The emptying of a converter with 300 tonnes of blister copper takes approximately one hour. According to the invention, the metal melt should also be acted upon (treated) during this emptying stage. The secondary metallurgical treatment of the copper melt can thus be conducted over the whole conversion process.

The feeding of the gas (the gases) can take place via a plurality of gas purging/rinsing elements. Such gas purging elements (gas rinsing bricks) have been known for decades especially from the treatment of steel melts. Such gas purging elements can be readily adopted according to the invention. Gas rinsing elements with directed porosity as well as those with non-directed porosity can be used. The first group is characterised in that more or less rectilinear slits or channels are formed in the rinsing elements, through which the gas is conveyed. Gas rinsing elements with non-directed porosity are designed like a “sponge”. The gas must move through the body from pore to pore.

Such gas purging elements (or also nozzle-type gas rinsing elements) can be used individually or in groups in the bottom and/or the wall of the converter. According to the invention, provision is made such that they can be activated individually, in preselectable groups or all together. Again, individual gas rinsing elements or groups of gas rinsing elements can be charged with a different gas or different gas pressure.

Preferably, a suitable gas regulator is provided for this purpose. The latter can be adjusted so as to set the metal melt into a motion which is such that the slag floating thereon acquires a specific flow direction, for example in the direction of the tapping opening.

The method can be conducted in such a way that gas(es) is introduced into the melt (blown in, jetted in) during all the treatment steps and uninterruptedly.

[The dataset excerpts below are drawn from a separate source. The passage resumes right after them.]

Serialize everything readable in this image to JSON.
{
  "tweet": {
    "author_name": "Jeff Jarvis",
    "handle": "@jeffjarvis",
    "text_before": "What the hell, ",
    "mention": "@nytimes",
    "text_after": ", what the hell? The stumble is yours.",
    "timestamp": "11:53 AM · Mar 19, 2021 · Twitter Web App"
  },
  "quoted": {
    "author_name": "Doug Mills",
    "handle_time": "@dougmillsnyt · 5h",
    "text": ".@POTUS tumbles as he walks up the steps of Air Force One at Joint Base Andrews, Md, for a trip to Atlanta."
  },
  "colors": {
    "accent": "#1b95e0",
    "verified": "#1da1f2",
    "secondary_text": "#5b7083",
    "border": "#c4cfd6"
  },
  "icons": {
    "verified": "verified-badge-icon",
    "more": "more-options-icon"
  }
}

Both the gas and the gas quantity and/or gas pressure can be changed during the individual treatment steps.

In a converter which can accommodate for example 300 tonnes of copper blister, 10 gas rinsing elements can for example be provided, each with a rinsing rate of for example 200 litres per minute.

The method enables greatly accelerated pyrometallurgical copper production with a degree of purity which at least corresponds to the degree of purity according to the prior art and can lie well above 99.5 wt. %.